WHY is Irish society more civil when it is actually not a civil society?
What I mean by that is, quite simply, why do the Irish seem friendlier than the English when it is the English who still have some of the traits of a public society whereas the Irish only have a private one.
Take for instance what happened during the boom. Suddenly there appeared, throughout Ireland, swimming pools and sports facilities where before there had been none. These were great boons for any community, great assets.
The only thing was that these were not public pools or public facilities but private ones. To use them you had to pay expensive membership fees. The idea that a country awash with money, to use Charlie McCreevy’s phrase, might use that money to provide open facilities did not even appear to be a topic to be discussed.
In fact such is the lack of public facilities in Ireland that when Bertie Ahern declared himself a socialist the only example he could think of as something that epitomised his beliefs was the Botanic Gardens as it is the only place you can get in to for free. In England if you fancy a swim you simply go to the local pool, pay a small fee and go in. In Ireland if you fancy a swim you go up to the local leisure centre and pay a heavy membership fee. And I mean heavy.
Now it might seem a little bizarre to use swimming as an example but having children makes it an easy one. In doing so I am only trying to suggest one thing — in England with the introduction of the NHS and the welfare state there came the idea of a public society and a public wealth.
That might well have been eroded over the years and especially since Margaret Thatcher but the idea is still there. In Ireland that idea never seems to have existed.
There never seems to have been the idea that there should be such a thing as public wealth. Volunteers for sure, running sports teams and tidy towns. But no notion that society itself should provide social facilities.
So why is it then that Irish society is still that bit friendlier, that bit warmer. I will say at this stage that the unfriendliness of English people is exaggerated. A lot of the myth of people not talking to each other is just the experience of life in a big city.
Like the Crocodile Dundee scene you do not or cannot say hello to people passing by you on a city street. But there is no denying that Ireland still seems more of a friendlier place, more of a society where a stranger will strike up a conversation with you.
So why is that? Is it just that Ireland is smaller? It is a place, after all, where somebody always seems to know someone else who knows someone else who knows someone else who knows you. This is both a good and a bad thing.
The knowing someone who knows you, the close links, has often appeared as the thing that has fed the corruption that has blighted Irish political and business life. In that way it is too small.

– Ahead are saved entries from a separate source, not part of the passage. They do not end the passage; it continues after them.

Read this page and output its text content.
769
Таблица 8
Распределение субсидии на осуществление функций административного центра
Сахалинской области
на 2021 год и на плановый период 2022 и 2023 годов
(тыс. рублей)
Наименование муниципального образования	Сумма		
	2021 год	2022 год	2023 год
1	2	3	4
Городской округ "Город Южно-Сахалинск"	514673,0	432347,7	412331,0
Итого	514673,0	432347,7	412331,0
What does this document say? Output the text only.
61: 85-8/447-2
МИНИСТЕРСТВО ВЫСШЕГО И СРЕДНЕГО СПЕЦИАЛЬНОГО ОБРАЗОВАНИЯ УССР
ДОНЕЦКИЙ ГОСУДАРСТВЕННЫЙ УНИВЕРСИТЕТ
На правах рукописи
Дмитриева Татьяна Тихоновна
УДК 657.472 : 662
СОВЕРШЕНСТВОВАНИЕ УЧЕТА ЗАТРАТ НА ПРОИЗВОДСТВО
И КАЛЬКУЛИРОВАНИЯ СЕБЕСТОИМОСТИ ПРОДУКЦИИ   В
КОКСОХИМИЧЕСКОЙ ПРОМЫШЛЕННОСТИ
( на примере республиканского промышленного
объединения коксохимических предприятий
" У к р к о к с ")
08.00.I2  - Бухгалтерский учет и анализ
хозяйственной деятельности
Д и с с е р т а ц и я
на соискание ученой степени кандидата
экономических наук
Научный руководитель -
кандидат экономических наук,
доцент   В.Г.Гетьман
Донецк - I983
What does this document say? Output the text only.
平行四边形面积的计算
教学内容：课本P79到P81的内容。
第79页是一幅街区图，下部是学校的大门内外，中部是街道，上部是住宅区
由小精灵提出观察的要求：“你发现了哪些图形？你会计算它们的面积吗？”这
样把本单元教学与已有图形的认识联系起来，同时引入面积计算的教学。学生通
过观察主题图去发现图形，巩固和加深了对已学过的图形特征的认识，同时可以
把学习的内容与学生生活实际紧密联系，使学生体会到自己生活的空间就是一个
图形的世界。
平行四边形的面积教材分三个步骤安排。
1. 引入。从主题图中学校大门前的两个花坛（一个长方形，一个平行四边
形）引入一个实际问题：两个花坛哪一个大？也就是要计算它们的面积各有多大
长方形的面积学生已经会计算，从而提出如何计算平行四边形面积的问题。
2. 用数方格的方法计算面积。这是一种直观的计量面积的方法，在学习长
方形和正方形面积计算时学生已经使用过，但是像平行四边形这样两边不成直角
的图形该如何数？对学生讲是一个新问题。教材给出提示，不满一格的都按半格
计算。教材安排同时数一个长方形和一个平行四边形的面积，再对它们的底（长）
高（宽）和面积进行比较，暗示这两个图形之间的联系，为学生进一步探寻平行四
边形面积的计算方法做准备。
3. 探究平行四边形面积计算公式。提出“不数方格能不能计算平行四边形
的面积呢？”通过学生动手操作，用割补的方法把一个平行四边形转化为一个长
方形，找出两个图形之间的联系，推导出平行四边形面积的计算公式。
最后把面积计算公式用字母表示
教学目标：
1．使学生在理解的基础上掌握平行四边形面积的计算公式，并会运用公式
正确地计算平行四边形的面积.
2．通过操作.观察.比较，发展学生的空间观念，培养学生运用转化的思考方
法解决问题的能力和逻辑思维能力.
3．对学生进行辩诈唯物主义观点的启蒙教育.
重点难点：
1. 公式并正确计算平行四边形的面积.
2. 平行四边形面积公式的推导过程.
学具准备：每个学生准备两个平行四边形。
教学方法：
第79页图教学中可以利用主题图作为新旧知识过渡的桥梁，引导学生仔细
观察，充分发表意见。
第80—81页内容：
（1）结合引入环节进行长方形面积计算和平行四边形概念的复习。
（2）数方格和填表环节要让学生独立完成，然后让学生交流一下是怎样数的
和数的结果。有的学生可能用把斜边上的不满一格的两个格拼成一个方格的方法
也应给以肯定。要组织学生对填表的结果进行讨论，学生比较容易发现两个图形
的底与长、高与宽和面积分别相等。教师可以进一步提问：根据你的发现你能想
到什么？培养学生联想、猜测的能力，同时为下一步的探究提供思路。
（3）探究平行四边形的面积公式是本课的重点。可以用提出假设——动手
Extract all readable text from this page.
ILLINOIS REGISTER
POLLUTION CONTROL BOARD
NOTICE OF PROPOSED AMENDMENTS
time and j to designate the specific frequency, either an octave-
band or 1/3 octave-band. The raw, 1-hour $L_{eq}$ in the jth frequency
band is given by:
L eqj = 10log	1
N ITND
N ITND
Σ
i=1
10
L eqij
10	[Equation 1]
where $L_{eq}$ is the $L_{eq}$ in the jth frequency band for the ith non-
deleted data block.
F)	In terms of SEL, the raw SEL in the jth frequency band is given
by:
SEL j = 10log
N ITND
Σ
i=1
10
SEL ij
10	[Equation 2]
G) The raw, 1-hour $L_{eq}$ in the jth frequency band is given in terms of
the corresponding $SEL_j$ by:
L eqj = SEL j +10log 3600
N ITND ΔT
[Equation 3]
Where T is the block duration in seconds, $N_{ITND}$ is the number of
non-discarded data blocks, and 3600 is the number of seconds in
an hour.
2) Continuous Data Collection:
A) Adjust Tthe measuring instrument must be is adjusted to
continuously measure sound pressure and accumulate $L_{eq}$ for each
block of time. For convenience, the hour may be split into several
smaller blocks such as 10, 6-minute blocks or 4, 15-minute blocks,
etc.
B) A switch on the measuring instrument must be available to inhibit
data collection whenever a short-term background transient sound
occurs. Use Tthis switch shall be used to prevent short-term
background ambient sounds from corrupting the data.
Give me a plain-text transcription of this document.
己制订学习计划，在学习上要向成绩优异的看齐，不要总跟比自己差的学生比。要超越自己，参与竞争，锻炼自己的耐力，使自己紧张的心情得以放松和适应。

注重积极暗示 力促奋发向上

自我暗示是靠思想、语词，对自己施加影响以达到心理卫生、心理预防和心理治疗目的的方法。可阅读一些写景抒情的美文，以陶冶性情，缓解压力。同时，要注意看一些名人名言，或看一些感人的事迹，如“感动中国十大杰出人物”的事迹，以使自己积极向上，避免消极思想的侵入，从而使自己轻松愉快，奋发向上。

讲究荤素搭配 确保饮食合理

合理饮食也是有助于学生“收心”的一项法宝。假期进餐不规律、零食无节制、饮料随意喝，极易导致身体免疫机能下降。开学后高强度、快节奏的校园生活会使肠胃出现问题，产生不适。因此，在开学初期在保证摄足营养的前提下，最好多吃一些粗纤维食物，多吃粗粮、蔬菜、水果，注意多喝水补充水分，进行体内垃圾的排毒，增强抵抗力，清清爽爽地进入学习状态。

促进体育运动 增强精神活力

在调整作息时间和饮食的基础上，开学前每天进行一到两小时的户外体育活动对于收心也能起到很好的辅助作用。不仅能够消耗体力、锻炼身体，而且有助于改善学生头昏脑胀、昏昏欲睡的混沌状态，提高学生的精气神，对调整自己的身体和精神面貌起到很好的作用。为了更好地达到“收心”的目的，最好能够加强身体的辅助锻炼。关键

Even on a personal level, and maybe this is because I grew up in a city, I find the closeness of society here veers between a warm embrace and a smothering blanket. The flip side of the warm hello is Yeats’ ‘great hatred, little room’ and if you think hatred is too strong a word you only have to think about land disputes or GAA feuds. Bitter’s not the word.
But civil society, private society, public society, small society, whatever the case the fact remains that Irish people are by and large just that bit friendlier than English people, that bit warmer, that bit more likely to say hello. If I was out walking in an English country spot I would hesitate in saying hello to someone passing by as having done so I’ve been looked at as if I was something dangerous and odd.
By contrast if I am walking on an Irish country lane I would feel that not saying hello to someone passing by would be the thing that marked me as something dangerous and odd. Why is that? Why are — and of course we’re talking huge generalisations here — Irish people friendlier than English people? Because they are, aren’t they?